LaurentChardin commented 5 months ago

@mortenmoulder Do your plugs implement as well haElectricalMeasurement based reportings ? like ActivePower, RmsCurrent etc ?

Just asking because, if you have a lot of them, and some devices are very very chatty : they could somehow create pressure on your network because we would get flooded with messages, bouncing around with your routers... trying to get a route for each of them.

Since you are in a working area, i guess you have some strong Wifi needs on the same 2.4Ghz band. You might want to be sure your Zigbee channel is not too close from the usual Wifi channel.

But as you said, if the issue is not deterministic, and kinda random : those are tricky to debug. Especially if you dont see anything in the logs, it kinda bails out any issue between z2m and your MQTT broker. because you would see them.

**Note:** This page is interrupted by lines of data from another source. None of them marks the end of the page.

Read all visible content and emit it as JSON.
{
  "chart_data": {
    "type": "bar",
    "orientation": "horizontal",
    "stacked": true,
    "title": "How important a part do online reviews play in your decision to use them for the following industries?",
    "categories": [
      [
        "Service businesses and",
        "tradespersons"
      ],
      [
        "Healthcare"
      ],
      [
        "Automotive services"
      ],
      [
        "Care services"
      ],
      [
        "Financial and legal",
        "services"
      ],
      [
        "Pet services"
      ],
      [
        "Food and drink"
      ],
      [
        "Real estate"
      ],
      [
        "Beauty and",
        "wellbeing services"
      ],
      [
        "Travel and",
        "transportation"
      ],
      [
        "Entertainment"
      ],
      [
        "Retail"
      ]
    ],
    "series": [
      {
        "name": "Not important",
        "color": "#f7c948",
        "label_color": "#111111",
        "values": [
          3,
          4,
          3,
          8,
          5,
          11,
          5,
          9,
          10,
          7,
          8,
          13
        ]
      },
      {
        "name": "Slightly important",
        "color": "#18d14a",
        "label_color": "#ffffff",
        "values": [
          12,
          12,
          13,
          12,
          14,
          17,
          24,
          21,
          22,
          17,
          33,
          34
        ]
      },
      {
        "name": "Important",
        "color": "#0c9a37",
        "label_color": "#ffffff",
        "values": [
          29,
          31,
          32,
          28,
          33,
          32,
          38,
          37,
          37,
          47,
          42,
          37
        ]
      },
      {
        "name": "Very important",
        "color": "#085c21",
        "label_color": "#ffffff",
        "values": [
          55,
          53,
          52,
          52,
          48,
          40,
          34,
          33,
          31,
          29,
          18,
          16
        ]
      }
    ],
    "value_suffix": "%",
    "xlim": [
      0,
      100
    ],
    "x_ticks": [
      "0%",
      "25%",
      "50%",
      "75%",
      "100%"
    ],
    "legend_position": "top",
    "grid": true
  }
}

mortenmoulder commented 5 months ago

Do your plugs implement as well haElectricalMeasurement based reportings ? like ActivePower, RmsCurrent etc ?

They sure do: https://github.com/Koenkk/zigbee-herdsman-converters/blob/master/src/devices/develco.ts#L522-L545

Just asking because, if you have a lot of them, and some devices are very very chatty : they could somehow create pressure on your network because we would get flooded with messages, bouncing around with your routers... trying to get a route for each of them.

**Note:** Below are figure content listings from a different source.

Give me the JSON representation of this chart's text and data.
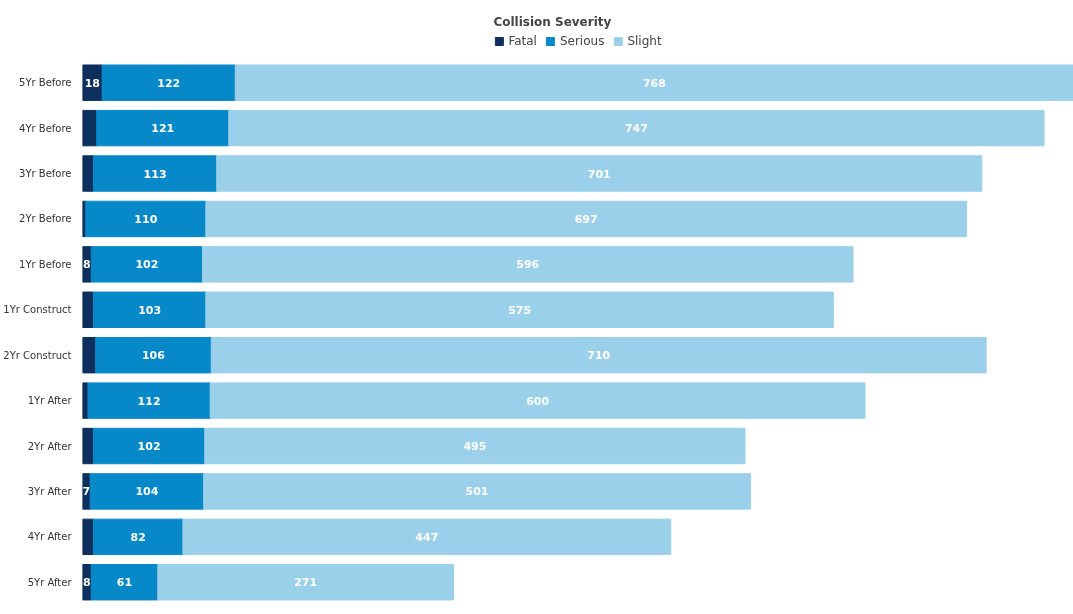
{
  "chart_data": {
    "type": "bar",
    "orientation": "horizontal",
    "stacked": true,
    "legend": "top",
    "legend_title": "Collision Severity",
    "tick_labels": "y",
    "grid": false,
    "xlim": [
      0,
      908
    ],
    "categories": [
      "5Yr Before",
      "4Yr Before",
      "3Yr Before",
      "2Yr Before",
      "1Yr Before",
      "1Yr Construct",
      "2Yr Construct",
      "1Yr After",
      "2Yr After",
      "3Yr After",
      "4Yr After",
      "5Yr After"
    ],
    "series": [
      {
        "name": "Fatal",
        "color": "#0d2f5e",
        "values": [
          18,
          13,
          10,
          3,
          8,
          10,
          12,
          5,
          10,
          7,
          10,
          8
        ],
        "value_labels": [
          "18",
          null,
          null,
          null,
          "8",
          null,
          null,
          null,
          null,
          "7",
          null,
          "8"
        ]
      },
      {
        "name": "Serious",
        "color": "#0788c8",
        "values": [
          122,
          121,
          113,
          110,
          102,
          103,
          106,
          112,
          102,
          104,
          82,
          61
        ],
        "value_labels": [
          "122",
          "121",
          "113",
          "110",
          "102",
          "103",
          "106",
          "112",
          "102",
          "104",
          "82",
          "61"
        ]
      },
      {
        "name": "Slight",
        "color": "#9bd0ea",
        "values": [
          768,
          747,
          701,
          697,
          596,
          575,
          710,
          600,
          495,
          501,
          447,
          271
        ],
        "value_labels": [
          "768",
          "747",
          "701",
          "697",
          "596",
          "575",
          "710",
          "600",
          "495",
          "501",
          "447",
          "271"
        ]
      }
    ]
  }
}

I would say we get around 10 reports per second - if not more. The log is unreadable and the Zigbee2MQTT UI is barely working.

Since you are in a working area, i guess you have some strong Wifi needs on the same 2.4Ghz band. You might want to be sure your Zigbee channel is not too close from the usual Wifi channel.

We actually don't have a lot of 2.4 GHz WiFi coverage. I believe we have an IoT network but primarily 5 or 6 GHz.

What's funny is that it's consistently occurring for one device. It's not like it's random plugs around the office.

mortenmoulder commented 5 months ago

Update: EZSP v13 (Ember) update and Zigbee2MQTT 1.38.0 did not work.

Lmax12 commented 1 month ago

I'm having simular issues with a switch that can be operated with a manual button. The state is also not updated. Only when i press the refresh button it shows. Its also a fairly large network with 138 devices, of which 103 are routers. Zigbee2mqtt version is 1.40.1. Coordinator verions is 20240316 on a UZG-01 (CC2652P7 chipset)

When i move the switch to another Z2M instance i have running, the state is updated on the fly.

It used to work fine, but stopped working a week or 3 ago. Did you find any solution?

Lmax12 commented 1 month ago

I found a solution/work-around on another site. Posting it here to help others:

I changed the "Min Rep Change" for the "OnOff" attribute in the device settings page from "0" to "1".